EURUSD has started a fast bearish move ahead of FOMC at the start of the New York session . The current drop, if persists, could see price to the important 1.15 handle.
October 2018 | AtoZMarkets – This week, Euro has failed to break above 1.16 sufficiently. A sufficient break above 1.1610 was needed for the bulls to resume to 1.17 or above. It was also expected that price would fall if the bullish breakout attempt failed. That’s happening currently as price drops massively below 1.1610 to 1.1533 intraday support. A double top reversal pattern is now seen while the market wait for FOMC meeting coming later today.
In the last update, we looked at the two sides of the coin. If price could only trend only in two directions – Up or Down, it’s important to watch likely scenarios in the two directions. The chart below was used in yesterday’s update.
Above 1.155, the bullish move from 1.143 is expected to continue above 1.1610. If price breaks above 1.161, we will see price rally further to 1.165 to 1.17 to complete a larger degree zigzag pattern from 1.143. If the rally breaks above 1.1715, we might be having a bullish impulse wave from 1.143 instead. If price goes with the alternative count (wave 1-5 (circled), a strong rally to 1.2 handle is in the cards. Otherwise, price would be expected to drop from 1.165-1.1715. In another scenario, if the current rally from 1.1535 still stays between 1.161 and 1.1535, we should look for a sideway triangle pattern which still favors a bullish breakout. On the downside, buyers should be wary of a break below 1.1535 as that would invalidate the bullish scenario and complete a reversal double top pattern at 1.16.
Price was resisted around 1.1610 and started dropping afterwards to complete a double top reversal pattern as the chart below shows.

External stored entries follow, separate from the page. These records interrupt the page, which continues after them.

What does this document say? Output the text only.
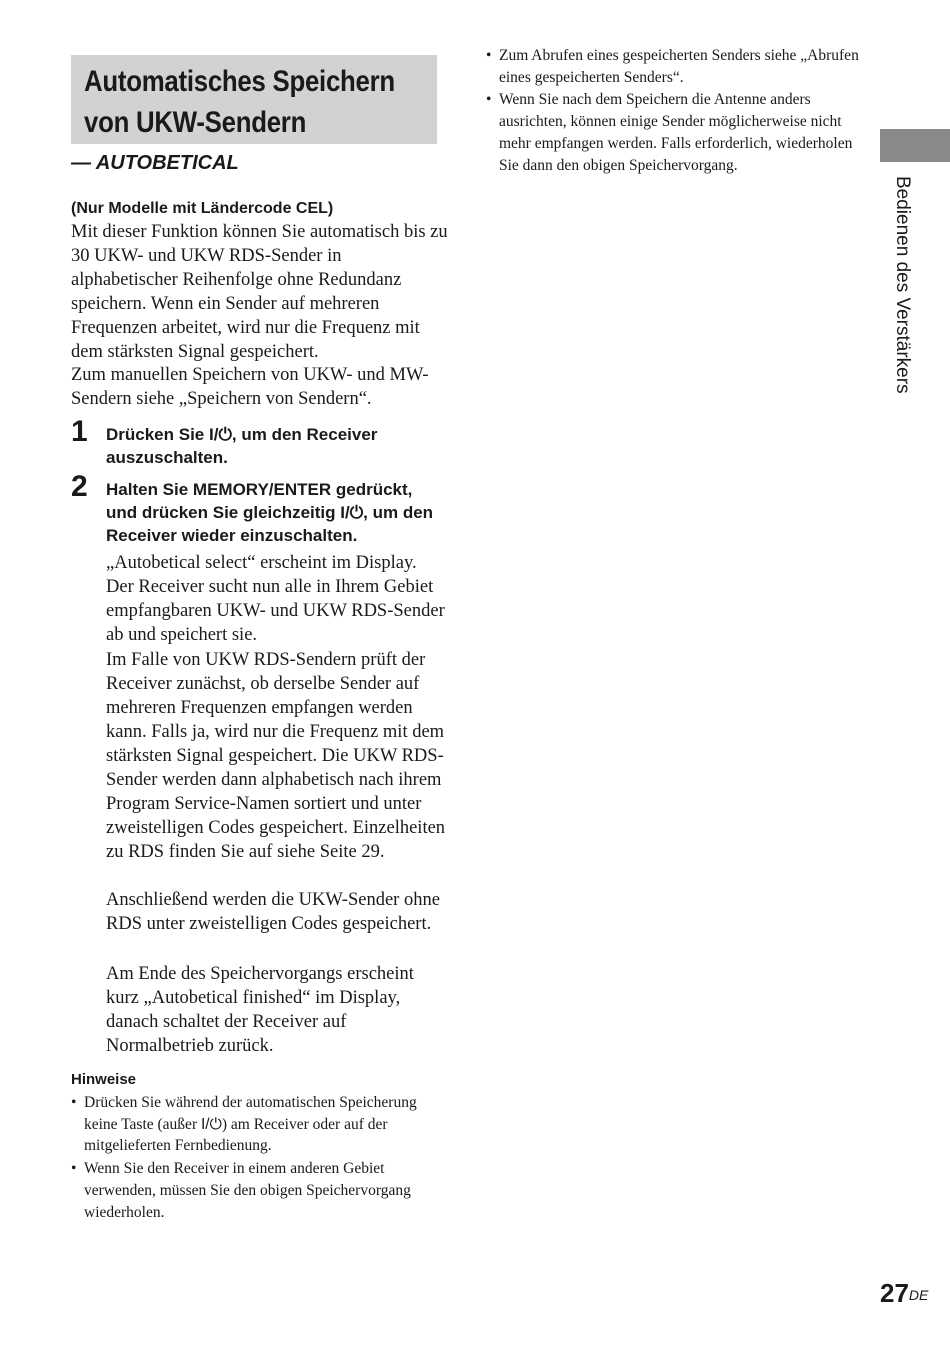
Automatisches Speichern
von UKW-Sendern
— AUTOBETICAL
(Nur Modelle mit Ländercode CEL)

Mit dieser Funktion können Sie automatisch bis zu 30 UKW- und UKW RDS-Sender in alphabetischer Reihenfolge ohne Redundanz speichern. Wenn ein Sender auf mehreren Frequenzen arbeitet, wird nur die Frequenz mit dem stärksten Signal gespeichert.

Zum manuellen Speichern von UKW- und MW-Sendern siehe „Speichern von Sendern“.

1 Drücken Sie I/⏻, um den Receiver auszuschalten.
2 Halten Sie MEMORY/ENTER gedrückt, und drücken Sie gleichzeitig I/⏻, um den Receiver wieder einzuschalten.

„Autobetical select“ erscheint im Display. Der Receiver sucht nun alle in Ihrem Gebiet empfangbaren UKW- und UKW RDS-Sender ab und speichert sie.

Im Falle von UKW RDS-Sendern prüft der Receiver zunächst, ob derselbe Sender auf mehreren Frequenzen empfangen werden kann. Falls ja, wird nur die Frequenz mit dem stärksten Signal gespeichert. Die UKW RDS-Sender werden dann alphabetisch nach ihrem Program Service-Namen sortiert und unter zweistelligen Codes gespeichert. Einzelheiten zu RDS finden Sie auf siehe Seite 29.

Anschließend werden die UKW-Sender ohne RDS unter zweistelligen Codes gespeichert.

Am Ende des Speichervorgangs erscheint kurz „Autobetical finished“ im Display, danach schaltet der Receiver auf Normalbetrieb zurück.

Hinweise
• Drücken Sie während der automatischen Speicherung keine Taste (außer I/⏻) am Receiver oder auf der mitgelieferten Fernbedienung.
• Wenn Sie den Receiver in einem anderen Gebiet verwenden, müssen Sie den obigen Speichervorgang wiederholen.
• Zum Abrufen eines gespeicherten Senders siehe „Abrufen eines gespeicherten Senders“.
• Wenn Sie nach dem Speichern die Antenne anders ausrichten, können einige Sender möglicherweise nicht mehr empfangen werden. Falls erforderlich, wiederholen Sie dann den obigen Speichervorgang.
Bedienen des Verstärkers
27DE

EURUSD Elliott Wave Analysis and Important Levels
The rally from 1.143 to 1.1610 looks more like an impulse wave – possibly wave A of a higher bullish correction or wave 1 of a possible bullish impulse wave. The current dip below 1.153 suggests the current bearish majority. The FOMC outcome is capable of a big price rush. A dig below 1.143 would confirm the continuation of the year-long bearish trend. If the bulls would recover, price would be expected to be supported around 1.15 once again, then followed by a big bounce. The upside move is not off the cards yet until 1.15 gives way for the bears finally, and a drop below 1.143 would finally nail the continuation of the bearish trend.